3. La troisième naissance
Pendant ce temps, se développait un mouvement intellectuel qui allait aboutir à une troisième naissance de l'école de Chicago avec le recours à l'étiquette « interactionnisme symbolique », avancée par Blumer en 1937 pour désigner les travaux qui privilégiaient le rôle des relations interindividuelles dans la formation des normes sociales. Porté par de jeunes sociologues principalement californiens, dont certains avaient été formés à Chicago même, ce mouvement décida de réunir Blumer et Everett C. Hughes (1897-1983) qui, élèves respectivement de Faris et de Park, n'avaient pourtant pas grand chose en commun, et plusieurs de leurs propres élèves, notamment Anselm L. Strauss (1916-1996), Erving Goffman (1922-1982) et Howard S. Becker. L'étiquette « interactionnisme symbolique », qui regroupait désormais ces auteurs et quelques autres, se solidifia à la fin des années 1960, donnant lieu à la création de la Society for the Study of Symbolic Interaction (1974) et à la notion qu'il s'agissait là d'une « seconde école de Chicago ». Cela impliquait une rédéfinition de la « première », en sélectionnant cette fois des fondations philosophiques (Dewey et Mead) aussi bien que sociologiques (Thomas et Park), en même temps que les plus ethnographiques des travaux des années 1920 et 1930 – Burgess disparaissant au passage. C'est sous cette troisième espèce que l'école de Chicago se présente généralement aujourd'hui sur le marché sociologique français.
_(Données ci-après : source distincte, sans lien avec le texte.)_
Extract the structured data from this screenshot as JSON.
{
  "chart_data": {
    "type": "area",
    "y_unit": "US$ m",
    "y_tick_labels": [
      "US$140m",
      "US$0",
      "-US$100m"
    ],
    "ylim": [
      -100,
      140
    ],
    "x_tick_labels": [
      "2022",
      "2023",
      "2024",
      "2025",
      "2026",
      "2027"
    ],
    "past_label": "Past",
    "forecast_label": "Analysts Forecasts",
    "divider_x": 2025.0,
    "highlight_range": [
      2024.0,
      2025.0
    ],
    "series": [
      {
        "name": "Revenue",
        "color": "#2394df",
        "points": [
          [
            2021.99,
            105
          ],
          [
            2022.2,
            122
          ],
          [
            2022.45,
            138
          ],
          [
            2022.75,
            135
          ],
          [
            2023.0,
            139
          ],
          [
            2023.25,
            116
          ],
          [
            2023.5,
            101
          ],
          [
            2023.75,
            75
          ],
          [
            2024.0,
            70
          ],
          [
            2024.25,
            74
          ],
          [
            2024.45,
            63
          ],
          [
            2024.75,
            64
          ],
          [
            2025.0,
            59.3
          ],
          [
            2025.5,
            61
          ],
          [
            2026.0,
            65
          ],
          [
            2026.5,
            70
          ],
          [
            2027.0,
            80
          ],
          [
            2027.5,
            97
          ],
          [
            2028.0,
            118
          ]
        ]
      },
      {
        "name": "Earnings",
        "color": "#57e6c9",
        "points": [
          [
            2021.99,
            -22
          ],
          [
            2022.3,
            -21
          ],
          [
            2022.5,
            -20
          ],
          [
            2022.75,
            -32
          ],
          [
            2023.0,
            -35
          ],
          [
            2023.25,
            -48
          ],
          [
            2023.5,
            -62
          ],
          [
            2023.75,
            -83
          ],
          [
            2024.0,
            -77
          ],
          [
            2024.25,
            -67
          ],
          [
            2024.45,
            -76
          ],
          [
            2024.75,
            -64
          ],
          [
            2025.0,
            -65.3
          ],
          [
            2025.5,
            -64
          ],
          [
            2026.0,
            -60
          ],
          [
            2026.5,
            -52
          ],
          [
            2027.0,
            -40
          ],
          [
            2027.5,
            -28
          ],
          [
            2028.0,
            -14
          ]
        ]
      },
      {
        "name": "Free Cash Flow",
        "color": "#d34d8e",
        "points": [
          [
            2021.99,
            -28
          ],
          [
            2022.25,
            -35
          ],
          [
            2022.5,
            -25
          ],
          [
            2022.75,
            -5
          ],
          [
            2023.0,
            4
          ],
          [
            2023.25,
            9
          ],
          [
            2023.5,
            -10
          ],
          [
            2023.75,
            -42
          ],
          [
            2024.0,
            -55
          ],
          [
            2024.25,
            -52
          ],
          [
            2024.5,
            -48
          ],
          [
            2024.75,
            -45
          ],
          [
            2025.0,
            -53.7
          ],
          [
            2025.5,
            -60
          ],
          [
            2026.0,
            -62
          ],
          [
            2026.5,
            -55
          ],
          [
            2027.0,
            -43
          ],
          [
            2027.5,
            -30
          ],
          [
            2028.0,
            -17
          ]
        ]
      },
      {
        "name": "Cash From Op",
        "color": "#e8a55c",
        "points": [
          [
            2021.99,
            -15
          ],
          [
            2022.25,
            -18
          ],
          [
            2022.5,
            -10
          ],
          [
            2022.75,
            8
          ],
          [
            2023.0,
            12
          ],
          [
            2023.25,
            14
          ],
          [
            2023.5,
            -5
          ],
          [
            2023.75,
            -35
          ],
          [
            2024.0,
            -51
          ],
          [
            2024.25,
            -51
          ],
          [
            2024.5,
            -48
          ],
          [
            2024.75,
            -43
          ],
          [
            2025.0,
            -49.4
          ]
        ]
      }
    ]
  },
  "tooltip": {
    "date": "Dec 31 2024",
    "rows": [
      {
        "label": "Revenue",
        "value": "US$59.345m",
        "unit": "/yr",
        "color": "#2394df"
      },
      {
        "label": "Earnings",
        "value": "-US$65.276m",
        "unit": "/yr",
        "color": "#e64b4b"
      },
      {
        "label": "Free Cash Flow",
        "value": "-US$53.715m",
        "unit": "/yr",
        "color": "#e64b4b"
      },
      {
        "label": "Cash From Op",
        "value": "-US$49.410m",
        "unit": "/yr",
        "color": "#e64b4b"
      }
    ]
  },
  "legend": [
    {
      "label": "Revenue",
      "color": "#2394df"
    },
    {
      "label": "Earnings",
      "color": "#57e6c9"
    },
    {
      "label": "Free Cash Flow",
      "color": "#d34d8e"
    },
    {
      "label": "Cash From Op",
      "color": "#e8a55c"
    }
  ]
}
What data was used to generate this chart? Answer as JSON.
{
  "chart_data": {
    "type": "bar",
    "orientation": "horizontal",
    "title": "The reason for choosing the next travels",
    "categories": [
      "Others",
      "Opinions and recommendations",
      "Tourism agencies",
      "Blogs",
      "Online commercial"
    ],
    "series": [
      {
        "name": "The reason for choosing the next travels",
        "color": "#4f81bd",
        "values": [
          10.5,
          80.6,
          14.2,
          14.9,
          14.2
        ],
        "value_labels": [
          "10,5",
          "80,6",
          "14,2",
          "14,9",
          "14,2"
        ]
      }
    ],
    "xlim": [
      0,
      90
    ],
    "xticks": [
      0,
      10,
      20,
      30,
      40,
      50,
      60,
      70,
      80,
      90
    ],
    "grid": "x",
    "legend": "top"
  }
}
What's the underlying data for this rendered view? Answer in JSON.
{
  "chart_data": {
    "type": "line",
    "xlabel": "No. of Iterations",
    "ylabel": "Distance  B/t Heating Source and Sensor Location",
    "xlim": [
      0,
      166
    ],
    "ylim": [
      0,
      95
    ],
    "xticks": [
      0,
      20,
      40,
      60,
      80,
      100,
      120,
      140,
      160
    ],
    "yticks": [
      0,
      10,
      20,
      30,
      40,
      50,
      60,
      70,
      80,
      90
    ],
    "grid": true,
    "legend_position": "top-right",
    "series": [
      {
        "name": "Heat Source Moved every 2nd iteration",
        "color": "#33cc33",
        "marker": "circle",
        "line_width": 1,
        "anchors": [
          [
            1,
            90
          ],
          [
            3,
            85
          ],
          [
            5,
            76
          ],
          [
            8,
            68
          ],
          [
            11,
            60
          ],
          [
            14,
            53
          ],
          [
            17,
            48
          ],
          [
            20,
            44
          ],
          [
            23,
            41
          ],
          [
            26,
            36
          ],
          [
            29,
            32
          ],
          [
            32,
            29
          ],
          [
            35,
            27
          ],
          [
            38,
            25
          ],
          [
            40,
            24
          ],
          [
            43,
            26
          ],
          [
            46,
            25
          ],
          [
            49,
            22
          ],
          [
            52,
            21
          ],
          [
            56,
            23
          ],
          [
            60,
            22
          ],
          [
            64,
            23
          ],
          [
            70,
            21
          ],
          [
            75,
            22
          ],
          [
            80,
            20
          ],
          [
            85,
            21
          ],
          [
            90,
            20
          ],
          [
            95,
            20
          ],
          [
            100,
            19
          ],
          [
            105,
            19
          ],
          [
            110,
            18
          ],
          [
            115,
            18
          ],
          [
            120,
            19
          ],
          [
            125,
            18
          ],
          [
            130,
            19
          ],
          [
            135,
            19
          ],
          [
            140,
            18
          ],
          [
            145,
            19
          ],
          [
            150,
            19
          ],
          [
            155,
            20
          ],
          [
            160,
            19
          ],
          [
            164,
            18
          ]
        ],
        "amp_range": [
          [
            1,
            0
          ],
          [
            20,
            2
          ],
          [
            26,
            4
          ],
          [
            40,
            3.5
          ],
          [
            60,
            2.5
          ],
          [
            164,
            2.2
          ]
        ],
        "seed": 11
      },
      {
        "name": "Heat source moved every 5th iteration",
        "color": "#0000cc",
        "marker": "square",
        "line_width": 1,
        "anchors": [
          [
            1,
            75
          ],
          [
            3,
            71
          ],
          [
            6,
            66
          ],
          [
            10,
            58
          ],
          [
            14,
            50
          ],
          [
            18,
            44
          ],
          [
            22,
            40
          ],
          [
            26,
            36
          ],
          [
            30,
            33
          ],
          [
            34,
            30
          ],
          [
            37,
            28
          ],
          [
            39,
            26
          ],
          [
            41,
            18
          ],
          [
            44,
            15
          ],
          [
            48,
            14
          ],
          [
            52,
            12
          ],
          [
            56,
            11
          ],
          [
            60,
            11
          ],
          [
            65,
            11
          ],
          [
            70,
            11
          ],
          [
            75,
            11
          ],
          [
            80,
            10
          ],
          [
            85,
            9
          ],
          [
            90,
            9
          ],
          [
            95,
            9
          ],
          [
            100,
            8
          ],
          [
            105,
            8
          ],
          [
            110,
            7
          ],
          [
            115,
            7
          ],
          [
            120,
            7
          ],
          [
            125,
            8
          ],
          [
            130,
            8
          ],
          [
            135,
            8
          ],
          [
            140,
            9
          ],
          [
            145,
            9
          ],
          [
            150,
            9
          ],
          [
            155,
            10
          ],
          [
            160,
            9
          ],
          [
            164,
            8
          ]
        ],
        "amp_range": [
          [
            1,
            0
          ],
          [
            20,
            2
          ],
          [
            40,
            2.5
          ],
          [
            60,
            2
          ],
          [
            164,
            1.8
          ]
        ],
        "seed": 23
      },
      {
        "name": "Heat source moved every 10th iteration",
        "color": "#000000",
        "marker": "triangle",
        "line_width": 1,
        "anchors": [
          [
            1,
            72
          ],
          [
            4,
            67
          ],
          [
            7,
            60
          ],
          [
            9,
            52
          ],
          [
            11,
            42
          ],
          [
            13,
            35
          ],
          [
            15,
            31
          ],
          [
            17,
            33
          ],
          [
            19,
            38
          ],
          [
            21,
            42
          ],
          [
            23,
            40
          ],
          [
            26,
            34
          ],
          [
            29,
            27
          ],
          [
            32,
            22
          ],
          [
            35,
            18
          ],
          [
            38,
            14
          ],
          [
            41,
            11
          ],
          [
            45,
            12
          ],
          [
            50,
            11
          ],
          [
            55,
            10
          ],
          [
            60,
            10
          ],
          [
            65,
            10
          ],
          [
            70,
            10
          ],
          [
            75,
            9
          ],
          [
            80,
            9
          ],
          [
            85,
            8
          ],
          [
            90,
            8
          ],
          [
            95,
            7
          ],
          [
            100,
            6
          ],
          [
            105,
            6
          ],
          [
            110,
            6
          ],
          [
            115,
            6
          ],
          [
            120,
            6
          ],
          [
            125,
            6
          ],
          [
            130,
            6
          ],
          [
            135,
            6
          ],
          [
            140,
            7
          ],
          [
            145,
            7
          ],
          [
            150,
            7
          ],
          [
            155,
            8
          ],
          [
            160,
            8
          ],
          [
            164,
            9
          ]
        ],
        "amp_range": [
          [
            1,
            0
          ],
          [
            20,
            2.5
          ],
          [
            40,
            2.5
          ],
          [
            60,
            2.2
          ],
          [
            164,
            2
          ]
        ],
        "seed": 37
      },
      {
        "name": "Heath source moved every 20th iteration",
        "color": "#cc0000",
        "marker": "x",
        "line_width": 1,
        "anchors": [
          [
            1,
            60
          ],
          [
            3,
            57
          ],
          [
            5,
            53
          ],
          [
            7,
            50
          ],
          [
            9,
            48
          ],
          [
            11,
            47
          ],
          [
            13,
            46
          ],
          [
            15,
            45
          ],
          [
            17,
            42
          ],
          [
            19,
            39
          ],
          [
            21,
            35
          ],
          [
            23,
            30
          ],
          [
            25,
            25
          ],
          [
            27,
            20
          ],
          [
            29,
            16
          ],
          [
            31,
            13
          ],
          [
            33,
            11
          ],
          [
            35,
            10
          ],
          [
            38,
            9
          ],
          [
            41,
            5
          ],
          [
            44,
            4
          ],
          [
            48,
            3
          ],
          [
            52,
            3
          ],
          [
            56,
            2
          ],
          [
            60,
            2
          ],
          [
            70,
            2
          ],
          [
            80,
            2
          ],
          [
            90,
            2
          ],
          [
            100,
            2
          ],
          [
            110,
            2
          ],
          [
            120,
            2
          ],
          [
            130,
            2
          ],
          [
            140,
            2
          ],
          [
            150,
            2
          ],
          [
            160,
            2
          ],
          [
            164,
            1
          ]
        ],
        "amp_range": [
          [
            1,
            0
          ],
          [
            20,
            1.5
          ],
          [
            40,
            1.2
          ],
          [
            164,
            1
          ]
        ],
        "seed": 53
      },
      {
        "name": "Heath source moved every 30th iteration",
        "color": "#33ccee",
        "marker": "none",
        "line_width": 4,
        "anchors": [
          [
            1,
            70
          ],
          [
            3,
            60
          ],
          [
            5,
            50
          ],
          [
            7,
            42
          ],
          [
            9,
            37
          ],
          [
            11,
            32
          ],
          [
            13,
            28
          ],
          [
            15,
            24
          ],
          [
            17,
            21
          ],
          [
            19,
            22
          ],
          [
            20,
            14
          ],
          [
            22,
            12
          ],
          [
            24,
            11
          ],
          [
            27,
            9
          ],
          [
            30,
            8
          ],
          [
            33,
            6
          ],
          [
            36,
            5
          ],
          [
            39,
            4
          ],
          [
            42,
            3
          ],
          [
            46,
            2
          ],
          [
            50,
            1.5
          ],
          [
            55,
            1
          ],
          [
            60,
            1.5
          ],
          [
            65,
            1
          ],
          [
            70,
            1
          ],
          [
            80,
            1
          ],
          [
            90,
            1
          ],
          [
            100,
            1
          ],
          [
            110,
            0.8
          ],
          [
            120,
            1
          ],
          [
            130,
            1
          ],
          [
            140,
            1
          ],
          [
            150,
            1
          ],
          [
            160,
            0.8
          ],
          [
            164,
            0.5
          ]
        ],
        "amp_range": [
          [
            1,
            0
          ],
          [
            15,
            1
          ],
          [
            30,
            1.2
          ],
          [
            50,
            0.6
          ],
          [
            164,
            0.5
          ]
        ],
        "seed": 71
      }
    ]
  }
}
Sans doute faut-il préférer à la notion d'« école de Chicago », dont les usages stratégiques rendent par trop incertain le contenu, celle de « tradition sociologique de Chicago » – comme nous y invite l'ouvrage de Jean-Michel Chapoulie (2001). Ce vocabulaire permet de faire l'économie d'une impossible définition, pour centrer l'attention sur la transmission d'un ensemble de thèmes et de pratiques et sur ses transformations au cours du temps. C'est sur cette base que l'on peut renouer avec le récit historique en partant de Park et Burgess – faute de pouvoir remonter ici à la première génération des fondateurs du département – et en suivant certains développements jusqu'aux années 1960.